The fruit juice’s acidity will help it keep for nearly two weeks in the refrigerator, so I usually put a 4-ounce jar in the fridge and freeze the remainder in similar jars for longer storage — it will keep for up to a year in the freezer. If you want to can citrus butters, however, you’ll need to use bottled lemon juice instead of freshly squeezed — canning safety requires consistent acidity from the juice, which you can’t be sure of with fresh fruit. It will be good, but not as good as these butters made from fresh juice.
Brightly flavored and luscious to eat, fruit butters make a nice token gift, too.
No one will suspect that your investment of time was only a quarter of an hour, and that suits my time constraints in this busy season. Yours, too?
‘Arizona sunshine’ citrus butters
Makes 1 to 11/2 cups
You can make citrus butter from any kind of citrus juice. But please use fresh rather than bottled — it will taste better, and you need the zest from the fruit. This recipe needs to be prepared as written, without substitution.
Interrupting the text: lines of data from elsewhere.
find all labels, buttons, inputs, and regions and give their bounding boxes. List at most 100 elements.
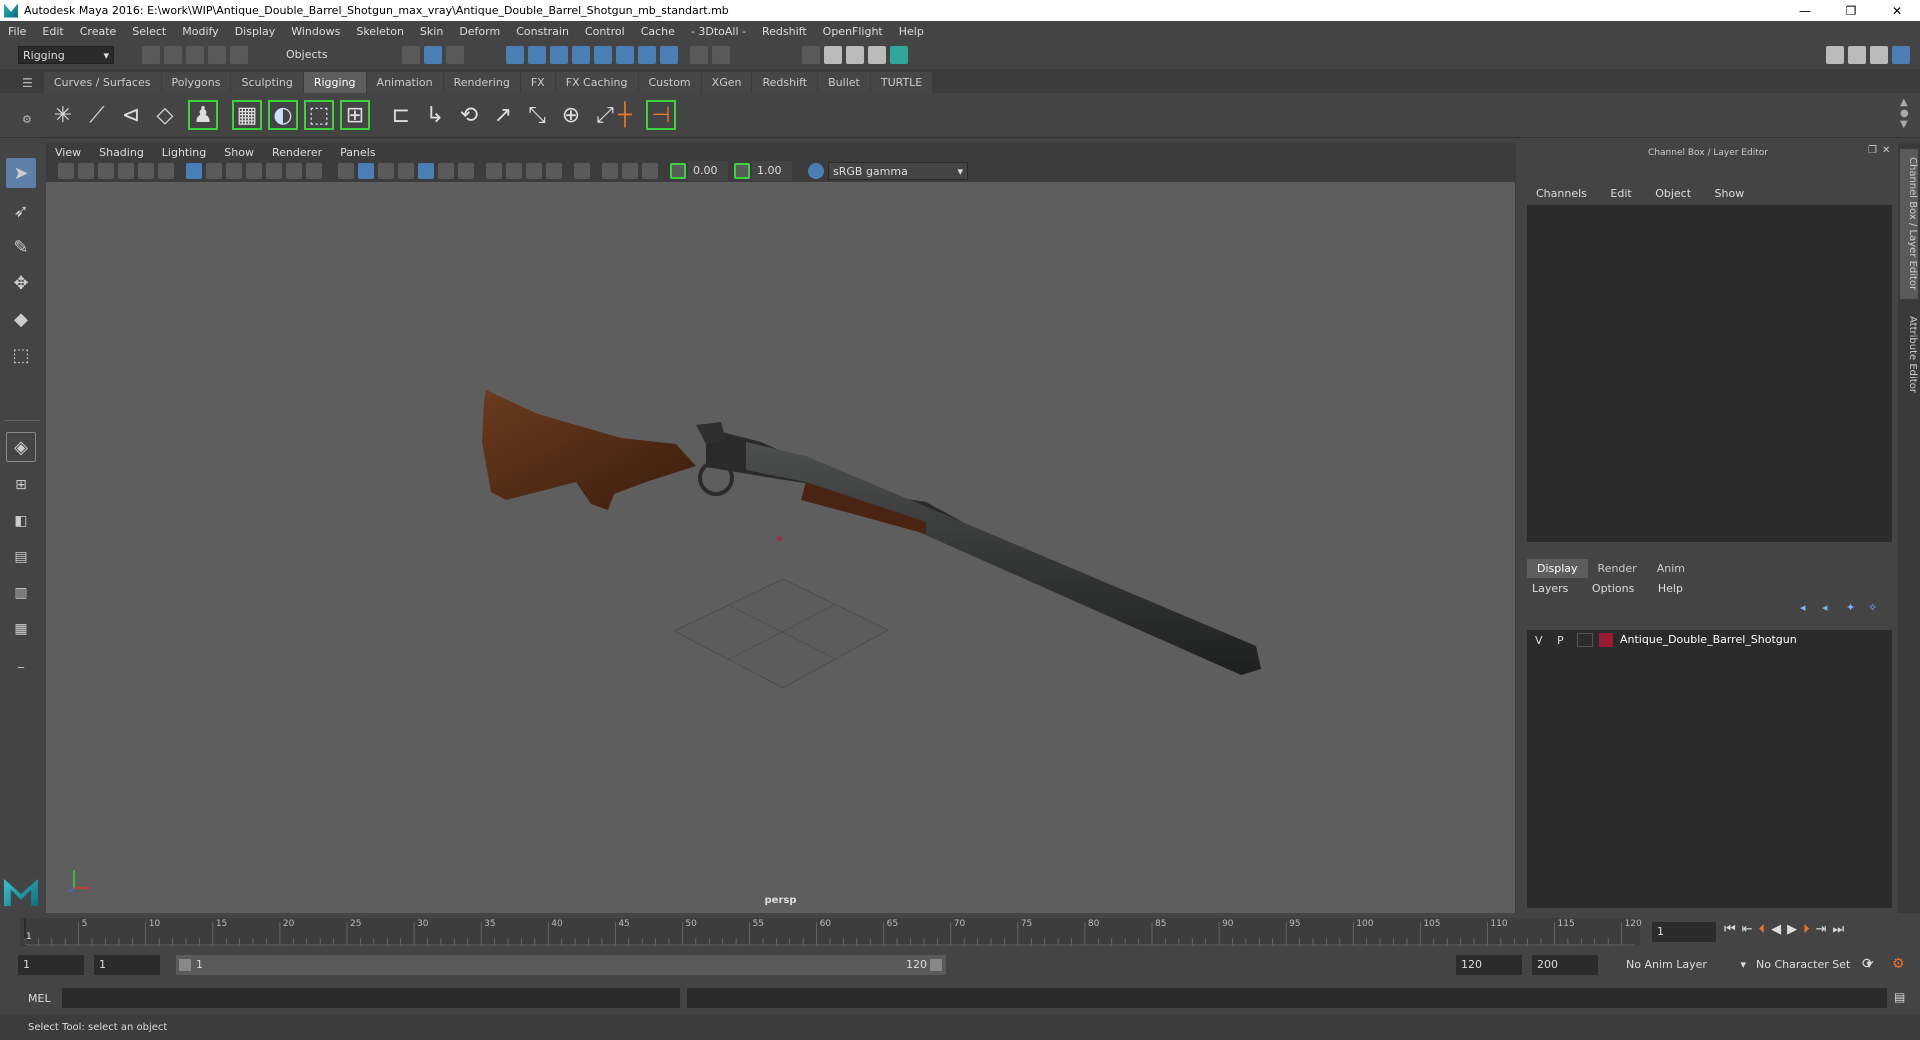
playback-start-field[interactable]: 1 (94, 955, 160, 975)
shelf-tab-rendering[interactable]: Rendering (443, 72, 520, 93)
shelf-tab-polygons[interactable]: Polygons (161, 72, 231, 93)
playback-end-field[interactable]: 120 (1456, 955, 1522, 975)
ipr-render-icon[interactable] (846, 46, 864, 64)
script-language-label[interactable]: MEL (28, 992, 51, 1005)
auto-key-icon[interactable]: ⟳ (1862, 956, 1874, 972)
play-backwards-icon[interactable]: ◀ (1771, 922, 1781, 937)
pole-vector-icon[interactable]: ⊕ (556, 100, 586, 130)
snap-point-icon[interactable] (550, 46, 568, 64)
save-scene-icon[interactable] (186, 46, 204, 64)
redo-icon[interactable] (230, 46, 248, 64)
gamma-field[interactable]: 1.00 (752, 161, 792, 181)
safe-title-icon[interactable] (306, 163, 322, 179)
exposure-field[interactable]: 0.00 (688, 161, 728, 181)
interactive-bind-icon[interactable]: ◐ (268, 100, 298, 130)
construction-history-icon[interactable] (712, 46, 730, 64)
grease-pencil-icon[interactable] (158, 163, 174, 179)
go-to-end-icon[interactable]: ⏭ (1833, 922, 1845, 937)
menu-control[interactable]: Control (577, 25, 633, 38)
layer-type-toggle[interactable] (1577, 633, 1593, 647)
parent-constraint-icon[interactable]: ⊏ (386, 100, 416, 130)
new-layer-selected-icon[interactable]: ✧ (1868, 601, 1877, 614)
open-scene-icon[interactable] (164, 46, 182, 64)
symmetry-icon[interactable] (616, 46, 634, 64)
menu-cache[interactable]: Cache (633, 25, 683, 38)
two-view-layout-icon[interactable]: ◧ (6, 506, 36, 536)
layer-menu-help[interactable]: Help (1648, 582, 1693, 595)
four-view-layout-icon[interactable]: ⊞ (6, 470, 36, 500)
close-panel-icon[interactable]: ✕ (1882, 145, 1890, 156)
lock-icon[interactable] (690, 46, 708, 64)
animation-start-field[interactable]: 1 (18, 955, 84, 975)
depth-of-field-icon[interactable] (546, 163, 562, 179)
orient-constraint-icon[interactable]: ⟲ (454, 100, 484, 130)
last-tool-icon[interactable]: ◈ (6, 432, 36, 462)
point-constraint-icon[interactable]: ↳ (420, 100, 450, 130)
textured-icon[interactable] (418, 163, 434, 179)
layer-tab-render[interactable]: Render (1588, 559, 1647, 578)
command-input[interactable] (62, 988, 680, 1008)
script-editor-icon[interactable]: ▤ (1894, 990, 1905, 1004)
shelf-tab-bullet[interactable]: Bullet (818, 72, 870, 93)
shelf-tab-curves-surfaces[interactable]: Curves / Surfaces (44, 72, 161, 93)
layer-menu-options[interactable]: Options (1582, 582, 1644, 595)
shadows-icon[interactable] (458, 163, 474, 179)
film-gate-icon[interactable] (206, 163, 222, 179)
range-start-handle[interactable] (179, 959, 191, 971)
snap-live-icon[interactable] (594, 46, 612, 64)
gate-mask-icon[interactable] (246, 163, 262, 179)
step-back-frame-icon[interactable]: ⇤ (1742, 922, 1753, 937)
aim-constraint-icon[interactable]: ↗ (488, 100, 518, 130)
soft-select-icon[interactable] (638, 46, 656, 64)
paint-select-tool-icon[interactable]: ✎ (6, 232, 36, 262)
menu-create[interactable]: Create (72, 25, 125, 38)
isolate-select-icon[interactable] (574, 163, 590, 179)
scale-tool-icon[interactable]: ⬚ (6, 340, 36, 370)
layer-visibility-toggle[interactable]: V (1535, 634, 1543, 647)
insert-joint-icon[interactable]: ◇ (150, 100, 180, 130)
select-tool-icon[interactable]: ➤ (6, 158, 36, 188)
snap-view-plane-icon[interactable] (572, 46, 590, 64)
restore-button[interactable]: ❐ (1828, 0, 1874, 21)
attribute-editor-toggle-icon[interactable] (1848, 46, 1866, 64)
play-forwards-icon[interactable]: ▶ (1787, 922, 1797, 937)
menu-windows[interactable]: Windows (283, 25, 348, 38)
menu-3dtoall[interactable]: - 3DtoAll - (683, 25, 754, 38)
xray-joints-icon[interactable] (622, 163, 638, 179)
humanik-icon[interactable]: ♟ (188, 100, 218, 130)
shelf-tab-fx-caching[interactable]: FX Caching (555, 72, 638, 93)
channel-box-menu-show[interactable]: Show (1705, 187, 1755, 200)
step-forward-key-icon[interactable]: ⏵ (1803, 922, 1810, 937)
layer-playback-toggle[interactable]: P (1557, 634, 1564, 647)
shelf-options-icon[interactable]: ⚙ (22, 113, 32, 126)
persp-outliner-layout-icon[interactable]: ▤ (6, 542, 36, 572)
render-settings-icon[interactable] (868, 46, 886, 64)
side-tab-channel-box[interactable]: Channel Box / Layer Editor (1900, 149, 1918, 299)
channel-box-menu-object[interactable]: Object (1645, 187, 1701, 200)
shelf-scroll-icon[interactable]: ▲ ● ▼ (1900, 97, 1909, 130)
gamma-icon[interactable] (734, 163, 750, 179)
shelf-tab-rigging[interactable]: Rigging (303, 72, 366, 93)
menu-skeleton[interactable]: Skeleton (348, 25, 412, 38)
viewport-menu-panels[interactable]: Panels (331, 146, 384, 159)
menu-edit[interactable]: Edit (34, 25, 71, 38)
perspective-viewport[interactable]: * persp (46, 182, 1515, 913)
shelf-menu-icon[interactable]: ☰ (22, 76, 33, 90)
viewport-scene[interactable]: * (46, 182, 1515, 913)
snap-curve-icon[interactable] (528, 46, 546, 64)
hypershade-icon[interactable] (890, 46, 908, 64)
lattice-icon[interactable]: ⬚ (304, 100, 334, 130)
render-view-icon[interactable] (824, 46, 842, 64)
step-forward-frame-icon[interactable]: ⇥ (1816, 922, 1827, 937)
new-empty-layer-icon[interactable]: ✦ (1846, 601, 1855, 614)
shelf-tab-xgen[interactable]: XGen (701, 72, 752, 93)
hypershade-layout-icon[interactable]: ▦ (6, 614, 36, 644)
menu-openflight[interactable]: OpenFlight (815, 25, 891, 38)
shelf-tab-sculpting[interactable]: Sculpting (231, 72, 303, 93)
snap-grid-icon[interactable] (506, 46, 524, 64)
scale-constraint-icon[interactable]: ⤡ (522, 100, 552, 130)
shelf-tab-redshift[interactable]: Redshift (752, 72, 818, 93)
viewport-menu-show[interactable]: Show (215, 146, 263, 159)
float-panel-icon[interactable]: ❐ (1868, 145, 1877, 156)
color-management-icon[interactable] (808, 163, 824, 179)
The egg and yolks do the thickening, as they do for mayonnaise and other sauces, so egg substitutes won’t work. Sugar also plays a chemistry role in these butters, so sugar substitutes won’t work, either. And margarine can never contribute the lusciousness of butter.
Ingredients
1 large egg
2 egg yolks
2/3 cup granulated sugar
About 1 tablespoon finely grated citrus zest
1/3 cup fresh citrus juice
Pinch of salt
6 tablespoons unsalted butter, cut into cubes and softened to room temperature
Preparation
Create a double boiler by placing 1 to 2 inches of water in a pot that can hold a large bowl without its bottom touching the water. Bring to a boil over high heat, then reduce heat to keep water at a simmer.
Place egg yolks, sugar, zest, juice and salt into the bowl. Using a whisk, stir until completely blended, then place the bowl into the pot and continue to whisk constantly as the fruit butter cooks to prevent the eggs from scrambling.
Cook until the texture becomes thick, like hollandaise, about 10 minutes. Turn up the heat if the fruit butter hasn’t thickened by then, and continue to whisk until it thickens.
Remove the bowl from the pot and whisk in the butter cubes, one by one. Pour the fruit butter into a jar or a bowl and place plastic wrap directly on top so it touches the top of the fruit butter. This prevents a skin from forming. The fruit butter will thicken as it cools. Once it’s cooled completely, remove the plastic wrap.
Refrigerate, covered, for up to 10 days or freeze for up to six months. Thaw in the refrigerator overnight before serving.